Password manager – 1Password is probably the best piece of software I own. It can keep a hold of every single one of your passwords (which it helps you cook up so they're a random stream of gibberish), all your software licenses, card details, identities, and lock it all up securely for you till you need it at a simple keystroke. Simply it's just awesomely useful and just hides away in the background.
backups - I recommend either CarbonCopyCloner or SuperDuper, both of which will give you a pure clone of your disk, and (SD is paid for) allow you to do incremental updates to those clones so that it doesn't take forever. I dislike Time Machine for anything but versioning. It doesn't help that over time it slows down to a glacial pace trying to keep track of everything, and will eventually destroy that HDD's partition. Even if you like TM, I'd still say to clone your disk aswell, since it's bootable and can get you right back into things very very quickly.
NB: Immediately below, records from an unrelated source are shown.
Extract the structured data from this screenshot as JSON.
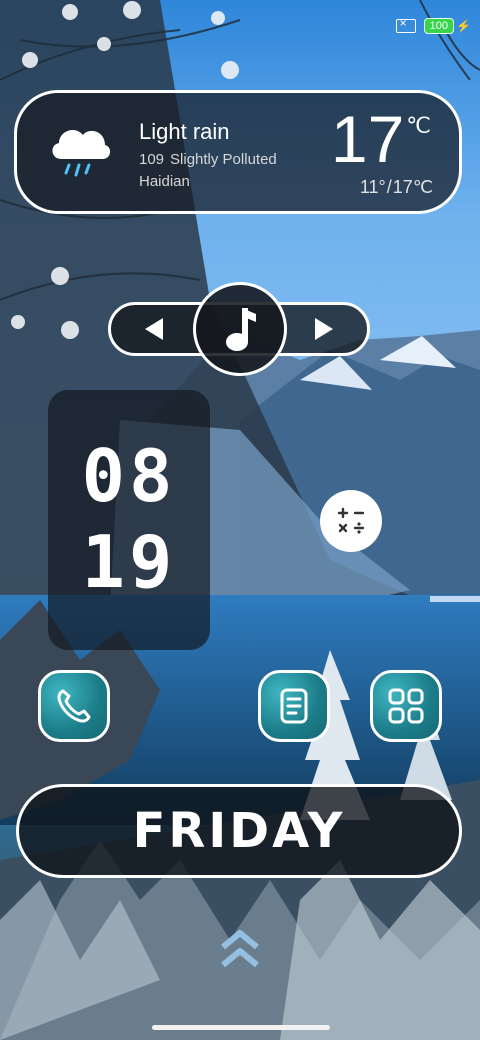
{
  "status": {
    "battery": "100"
  },
  "weather": {
    "condition": "Light rain",
    "aqi_value": "109",
    "aqi_label": "Slightly Polluted",
    "location": "Haidian",
    "temperature": "17",
    "unit": "℃",
    "low": "11°",
    "separator": "/",
    "high": "17℃",
    "icon": "rain-cloud-icon"
  },
  "clock": {
    "hour": "08",
    "minute": "19"
  },
  "day": {
    "name": "FRIDAY"
  },
  "apps": [
    {
      "name": "Phone",
      "icon": "phone-icon"
    },
    {
      "name": "Notes",
      "icon": "notes-icon"
    },
    {
      "name": "Launcher",
      "icon": "grid-icon"
    }
  ],
  "colors": {
    "accent": "#2a9aa8",
    "battery": "#38d44a"
  }
}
Firewall-esque – LittleSnitch. I really love this little app. It follows rules you set yourself (on the fly) about allowing apps to connect to the internet. It can be annoying initially, because everything loves the net these days, but I love it for letting me keep tabs on things and not waste my bandwidth. Use it in tandem with your built in firewall.
Digital library – I don't know if you obsess about things like me, but I adore Delicious Library. The first thing I do when I get a BD or a Game is to scan it into this and have it as part of my little catalogue. Probably quite pointless, but delicious nonetheless.
iPlayer – search for a little app called iPlayerDownloader. It's probably a bit naughty of me to say this, so I'll throw in a helpful [REDACTED] here for the mods so they don't have to write it themselves. It does what it says on the tin.
All video files ever – VLC. It's cross platform, so you might have heard of it, but it'll play anything you can throw at it, and do it better than any other piece of software.
*phew* sorry if that's a bit of a wall of words (sorry, I dunno how to embed links into words), but it's a lot of the everyday background software I use for some fairly menial tasks. A lot of them are paid for, and I can't really remember how much they were, but I couldn't live without many of them.